During Maine’s “Expo Summer” of 2019, Mufalo Chitam, Executive Director of the Maine Immigrants’ Rights Coalition (MIRC), in company with other immigrant leaders, was at the hub of efforts that helped approximately 500 asylum seekers who arrived in Portland over the space of a few months, seeking refuge.
Over the past year, Chitam and other immigrant leaders have been working hard again to help over 500 more asylum seekers who have arrived in Portland since the pandemic began. Most were originally from Angola and the Democratic Republic of Congo, as well as Haiti. Their journeys were perilous, and many spent time in detention in the U.S. before making it to Maine.
This time, because of COVID-19, the scenario is different from pre-pandemic 2019. There is no single exposition building where hundreds of people are housed together. Instead, individuals and families are scattered across Portland, South Portland, and other communities in budget motels, paid for by the City of Portland. “It’s like lots of mini Expos,” Chitam said. “And it’s very makeshift, very splintered.”
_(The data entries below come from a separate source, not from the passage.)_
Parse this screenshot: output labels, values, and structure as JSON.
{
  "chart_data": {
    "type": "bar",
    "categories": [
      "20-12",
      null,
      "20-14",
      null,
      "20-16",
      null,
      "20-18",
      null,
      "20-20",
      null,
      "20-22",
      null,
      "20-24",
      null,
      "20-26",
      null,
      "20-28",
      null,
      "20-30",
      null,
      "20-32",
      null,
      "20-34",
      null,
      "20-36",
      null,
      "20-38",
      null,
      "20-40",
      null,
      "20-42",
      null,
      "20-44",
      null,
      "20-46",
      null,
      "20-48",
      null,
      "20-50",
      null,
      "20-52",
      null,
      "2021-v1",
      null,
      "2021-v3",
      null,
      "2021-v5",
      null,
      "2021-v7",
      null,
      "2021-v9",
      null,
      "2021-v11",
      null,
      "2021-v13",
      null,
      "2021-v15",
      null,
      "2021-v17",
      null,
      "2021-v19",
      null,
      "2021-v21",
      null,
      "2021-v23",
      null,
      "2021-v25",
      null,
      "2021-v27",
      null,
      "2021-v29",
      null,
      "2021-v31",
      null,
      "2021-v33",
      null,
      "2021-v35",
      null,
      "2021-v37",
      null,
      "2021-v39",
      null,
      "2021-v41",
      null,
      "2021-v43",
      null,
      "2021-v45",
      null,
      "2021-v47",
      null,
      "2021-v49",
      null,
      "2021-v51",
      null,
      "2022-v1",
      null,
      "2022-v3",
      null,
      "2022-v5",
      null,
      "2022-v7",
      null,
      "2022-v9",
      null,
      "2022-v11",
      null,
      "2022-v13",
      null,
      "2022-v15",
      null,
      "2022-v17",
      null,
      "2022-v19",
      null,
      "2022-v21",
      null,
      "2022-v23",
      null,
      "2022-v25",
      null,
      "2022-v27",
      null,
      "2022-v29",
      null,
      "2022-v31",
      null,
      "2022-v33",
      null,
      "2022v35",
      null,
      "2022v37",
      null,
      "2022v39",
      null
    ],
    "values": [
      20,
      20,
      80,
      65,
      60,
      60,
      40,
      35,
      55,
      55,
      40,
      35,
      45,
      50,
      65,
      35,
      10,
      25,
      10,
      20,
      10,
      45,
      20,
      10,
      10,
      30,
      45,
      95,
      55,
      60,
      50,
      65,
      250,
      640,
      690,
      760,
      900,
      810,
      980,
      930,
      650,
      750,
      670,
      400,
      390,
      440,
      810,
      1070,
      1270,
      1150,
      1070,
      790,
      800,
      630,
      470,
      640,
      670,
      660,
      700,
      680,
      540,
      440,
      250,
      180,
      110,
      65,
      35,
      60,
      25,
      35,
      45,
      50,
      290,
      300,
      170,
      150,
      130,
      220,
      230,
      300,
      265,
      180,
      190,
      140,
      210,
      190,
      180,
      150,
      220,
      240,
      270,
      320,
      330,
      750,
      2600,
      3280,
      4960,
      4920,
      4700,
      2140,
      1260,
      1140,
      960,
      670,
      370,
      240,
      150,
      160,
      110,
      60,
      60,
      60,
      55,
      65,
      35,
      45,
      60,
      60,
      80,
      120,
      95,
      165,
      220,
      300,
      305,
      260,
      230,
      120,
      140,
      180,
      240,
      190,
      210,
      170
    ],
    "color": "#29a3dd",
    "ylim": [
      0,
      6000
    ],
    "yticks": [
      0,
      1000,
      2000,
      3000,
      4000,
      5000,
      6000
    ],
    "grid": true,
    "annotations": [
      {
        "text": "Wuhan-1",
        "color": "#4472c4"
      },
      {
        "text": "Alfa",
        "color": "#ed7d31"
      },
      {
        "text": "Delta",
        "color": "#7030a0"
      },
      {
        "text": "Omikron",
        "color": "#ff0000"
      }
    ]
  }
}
As the number of arrivals has grown, and the availability of housing has shrunk, so has concern. Nonprofit service providers are struggling to meet basic needs, but their resources are grossly inadequate. The situation is dire, with hunger, inadequate clothing, boredom (the newcomers are not allowed to work), and ill health plaguing the new arrivals. The scattered nature of the housing makes efforts to help even more exhausting. “The motels were supposed to have been short-term,” Chitam said, but because of the housing shortage, many of the asylum seekers have been living in the motels for many months, some a full year.
Adopt a Family
MIRC is spearheading an effort to provide winter clothes, boots, gloves, socks, blankets, and gift cards for asylum seekers in the homeless shelters at motels, as well as for those new Afghan arrivals who need help. MIRC is looking for businesses, churches, nonprofits, companies, and individuals to adopt a family for the holiday season.
To participate, contact:
Service providers are concerned that the health of the arrivals may be deteriorating. They spoke of people losing weight, and of children without shoes. “I don’t have food for my baby,” one mother told Chitam. The motels have no cooking facilities, other than microwaves, so most families eat mostly cold food.
“It’s shocking,” said Martha Stein, Executive Director of Hope Acts, whose services are focused on asylum seekers.
Providers who are regularly at the motels as part of service work, including vaccination, include Presente Maine, Angolan Community, Maine Access Immigrant Network, MIRC, Maine Association for New Americans, Gateway Community Services, and ProsperityME.
“It’s important to get people into places where wraparound services can be provided,” Chitam said. With winter rapidly approaching, the need is more urgent everyday.